When Peterborough native Roy Schlieben moved back to his hometown nearly a decade ago, he joined a committee exploring the idea of opening a makerspace there. He’d seen the impact one could have on a community, as his brother-in-law started his business in one of the original such spaces in Somerville, Mass.
The idea for what would become MAxT Makerspace was conceived, as it reads on the organization’s website, “in basements, event halls and board rooms” by community volunteers throughout 2014-2015. The idea was simple, it goes on: people in the region were creative and talented but needed affordable resources. A rural makerspace has to be very open to the community and understanding specific needs.
In the Peterborough area, there is a wealth of artists as well as retirees.
At that time, a group known as the Monadnock Makers formed to host events and workshops, visit other spaces, and conduct surveys to learn more.
That’s when Schlieben reached out to Arts Alive! Executive director, Jessica Gelter, for help.
“We intended to become a nonprofit eventually but we knew it would take a long, long time to set up,” said Schlieben. “We thought a fiscal sponsorship might be a step in that direction.”
Arts Alive!’s Fiscal Sponsorship and Incubator Program is for groups, individual artists and one-time project coordinators seeking to start a nonprofit arts or culture-oriented organization in the Monadnock Region.
Arts Alive! works with artists to achieve 501(c)3 status for collecting tax deductible donations and applying for grants that require it.
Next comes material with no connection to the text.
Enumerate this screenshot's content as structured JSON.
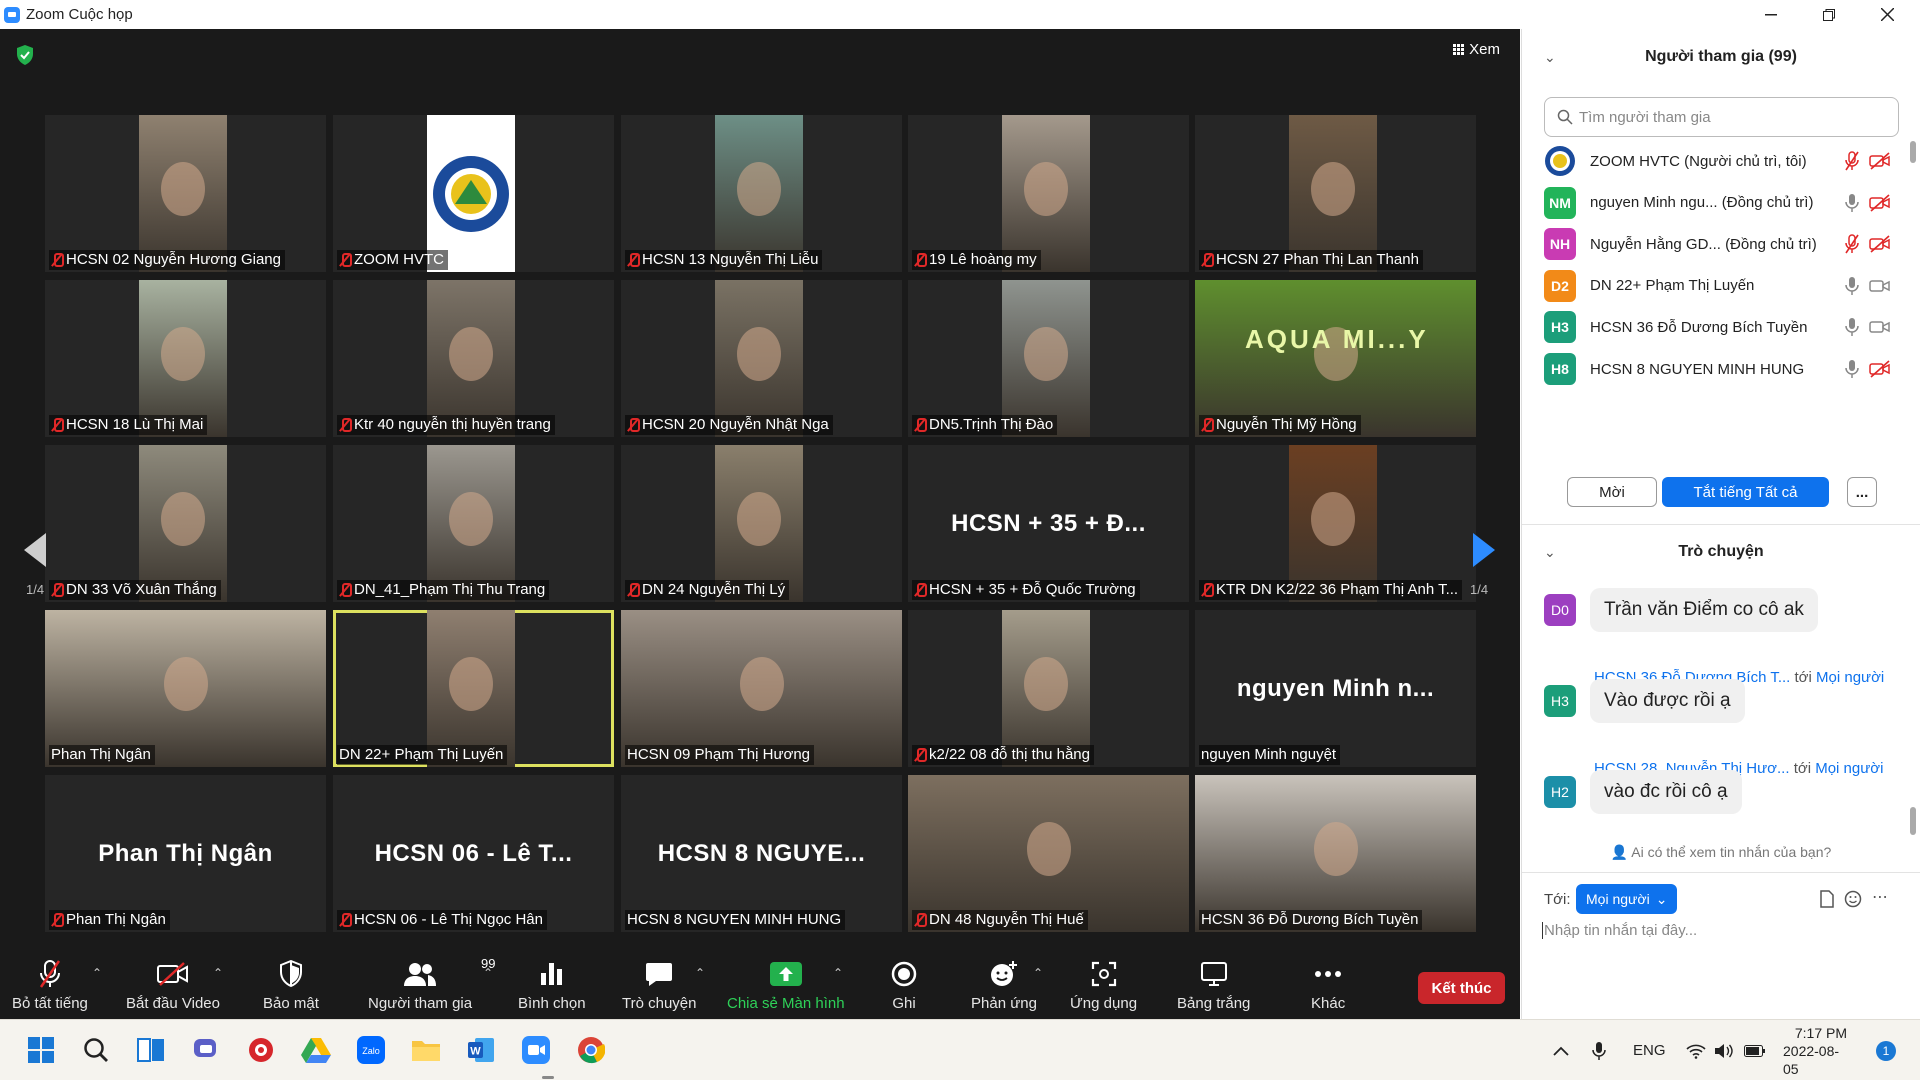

“We were off and running,” said Schlieben. “It was pretty invigorating for us. It turned something we thought would be a multi-year process into literally a month.”
A board was formed and Schlieben was appointed MaxT Makerspace’s executive director.
After a couple more months, the organization achieved nonprofit status, and after a year signed a lease on a space and began collecting donations as an independent nonprofit.
“When you have that (fiscal) sponsorship, suddenly you’re a legitimate organization, not just a group of people,” said Schlieben. “You can start thinking about how to proceed in a more systematic way and start planning what (your organization) will look like. The fiscal sponsorship provided the impetus.”
A makerspace is a collaborative work space tailor-made for the community who will use it: they are for making, learning, exploring and sharing, normally for entrepreneurs but really a makerspace is for everyone to use.
MAxT Makerspace, which was founded in 2016, grew from having four members its first year to well over 100 and moved from a 1,600- to an 8,000-square-foot space on Vose Farm Road in 2018. Below are some images of the space:
Part of the current space at MAxT is dedicated to sewing, screen printing and weaving endeavors. There are also sections for work on electronics, jewelry-making and textiles.
Additional areas are equipped with a laser/vinyl cutter, printing press and 3D printer for artists. Plus, the makerspace provides 1,000 square feet of open office space with additional offices for members to rent. A wood and metal work/welding shop was also added.
MAxT Makerspace also offers an array of activities, including a “repair cafe,” which is a fix-it club modeled after another in New York City. Continuing education workshops focus on different shop areas, and a business accelerator program provides mentorship, space and resources for startups who are then able to launch products on-site or in their own space. All mentors and workshop leaders are volunteers. Additional services include a workforce training program in welding for high school students and adults that helps them earn nationwide certification.
MAxT Makerspace is financed by memberships - it is $40 a month for a basic membership, studio rentals, and workshop fees. It also gets a boost from sponsorships.
Some rural makerspaces fill a gap in the community. When they started, the gap was accessible tools and workspace. Then in 2019, Sharon Arts Center, a prominent arts education center with a 40+ year history in the region, shut its doors.
Arts Alive! worked together with MAxT Makerspace to determine how to face this arts community upheaval by organizing community forums and helping find a suitable location.
MAxT Makerspace developed a pop up arts education program called Sharing Arts, to facilitate the continuation of community arts education classes and opportunities for creatives to connect through their art forms. It provides opportunities for anyone interested in the arts to teach, learn, access tools and equipment and display work—a similar structure to the makerspace itself. This program has utilized spaces from back yards to libraries to the Makerspace as the physical infrastructure for a new home for displaced Sharon Arts artists is developed.
In 2021, the first part of this infrastructure will open - the Sharing Arts Community Ceramics Center will open this fall at Dublin Village Park. The center will provide affordable access to pottery equipment and a space to take classes with some of the region’s most accomplished ceramicists.
Arts Alive! and MAxT Makerspace worked together to ensure this resource for the Monadnock region arts community.
Other ways Arts Alive! Has been an advocate is by helping the makerspace launch a night market in Peterborough’s Depot Square; and by highlighting its events in the calendar.
“Arts Alive! has been a supporter,” said Schlieben. “The real benefit for us has been the relationship with an established arts organization that really cares about early-stage arts organizations in the community even though our formal relationship with them ended after a couple months. Whenever I need advice or I need to find connections to resources in the community, which extends to a 20-mile radius in the Monadnock Region, I can go to Arts Alive! and they are willing to help. That’s hard to find.”